Equinoccio



Dentro de la habitación, la joven enamorada se asoma a la ventana. Y suspira. Ahí fuera el cruel invierno exhala una de sus últimas noches. Quizá la última. Después se acerca a la cama y se inclina sobre el joven enamorado, dejando que su melena rizada le acaricie la cara. Hazme el amor, susurra él. Y también suspira. Se deslizan las sábanas, lentamente, muy lentamente, y la ropa de ambos comienza a evaporarse. Despacio, sin prisa. Las paredes no tiemblan, los enamorados sí.

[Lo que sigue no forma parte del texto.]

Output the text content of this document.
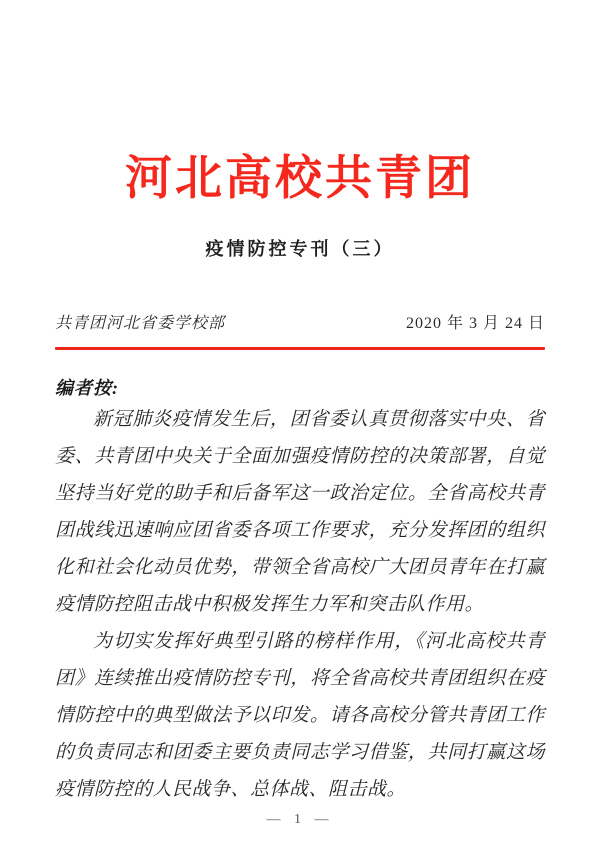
河北高校共青团
疫情防控专刊（三）
共青团河北省委学校部	2020 年 3 月 24 日
编者按:

新冠肺炎疫情发生后，团省委认真贯彻落实中央、省委、共青团中央关于全面加强疫情防控的决策部署，自觉坚持当好党的助手和后备军这一政治定位。全省高校共青团战线迅速响应团省委各项工作要求，充分发挥团的组织化和社会化动员优势，带领全省高校广大团员青年在打赢疫情防控阻击战中积极发挥生力军和突击队作用。

为切实发挥好典型引路的榜样作用，《河北高校共青团》连续推出疫情防控专刊，将全省高校共青团组织在疫情防控中的典型做法予以印发。请各高校分管共青团工作的负责同志和团委主要负责同志学习借鉴，共同打赢这场疫情防控的人民战争、总体战、阻击战。

— 1 —
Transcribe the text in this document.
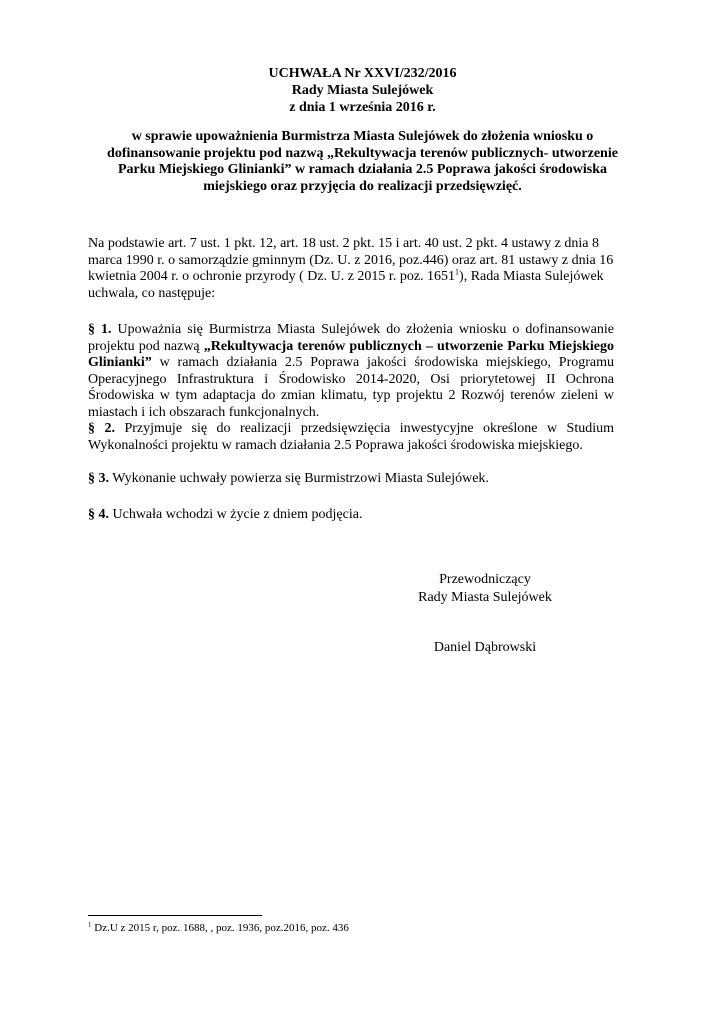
UCHWAŁA Nr XXVI/232/2016

Rady Miasta Sulejówek

z dnia 1 września 2016 r.

w sprawie upoważnienia Burmistrza Miasta Sulejówek do złożenia wniosku o
dofinansowanie projektu pod nazwą „Rekultywacja terenów publicznych- utworzenie
Parku Miejskiego Glinianki” w ramach działania 2.5 Poprawa jakości środowiska
miejskiego oraz przyjęcia do realizacji przedsięwzięć.
Na podstawie art. 7 ust. 1 pkt. 12, art. 18 ust. 2 pkt. 15 i art. 40 ust. 2 pkt. 4 ustawy z dnia 8
marca 1990 r. o samorządzie gminnym (Dz. U. z 2016, poz.446) oraz art. 81 ustawy z dnia 16
kwietnia 2004 r. o ochronie przyrody ( Dz. U. z 2015 r. poz. 1651$^1$), Rada Miasta Sulejówek
uchwala, co następuje:
§ 1. Upoważnia się Burmistrza Miasta Sulejówek do złożenia wniosku o dofinansowanie
projektu pod nazwą „Rekultywacja terenów publicznych – utworzenie Parku Miejskiego
Glinianki” w ramach działania 2.5 Poprawa jakości środowiska miejskiego, Programu
Operacyjnego Infrastruktura i Środowisko 2014-2020, Osi priorytetowej II Ochrona
Środowiska w tym adaptacja do zmian klimatu, typ projektu 2 Rozwój terenów zieleni w
miastach i ich obszarach funkcjonalnych.
§ 2. Przyjmuje się do realizacji przedsięwzięcia inwestycyjne określone w Studium
Wykonalności projektu w ramach działania 2.5 Poprawa jakości środowiska miejskiego.

§ 3. Wykonanie uchwały powierza się Burmistrzowi Miasta Sulejówek.

§ 4. Uchwała wchodzi w życie z dniem podjęcia.

Przewodniczący

Rady Miasta Sulejówek

Daniel Dąbrowski

$^1$ Dz.U z 2015 r, poz. 1688, , poz. 1936, poz.2016, poz. 436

No hay gritos, ni furor, solo un deseo suave, doloroso e infinito, que inundará de magia la ciudad herida. La noche será roja y eterna, como ese último cielo invernal que ha llegado para partir el universo en dos idénticas mitades, para dividirlo… todo. Las caricias, los besos, los leves gemidos y las rabiosas lágrimas van sucediéndose con una cadencia sutil, pausada, silenciosa. El cuerpo de ella, cálido y complaciente, se desliza, balancea, mima, expresa. Ella manda, él recibe. Y en el fondo de ambos, un grito ahogado, un deseo imposible: que el instinto los recoja en su manto animal. Que les haga olvidarlo… todo.

Al otro lado de la puerta, dos enfermeras susurran, apenadas, con la boca plagada de llanto.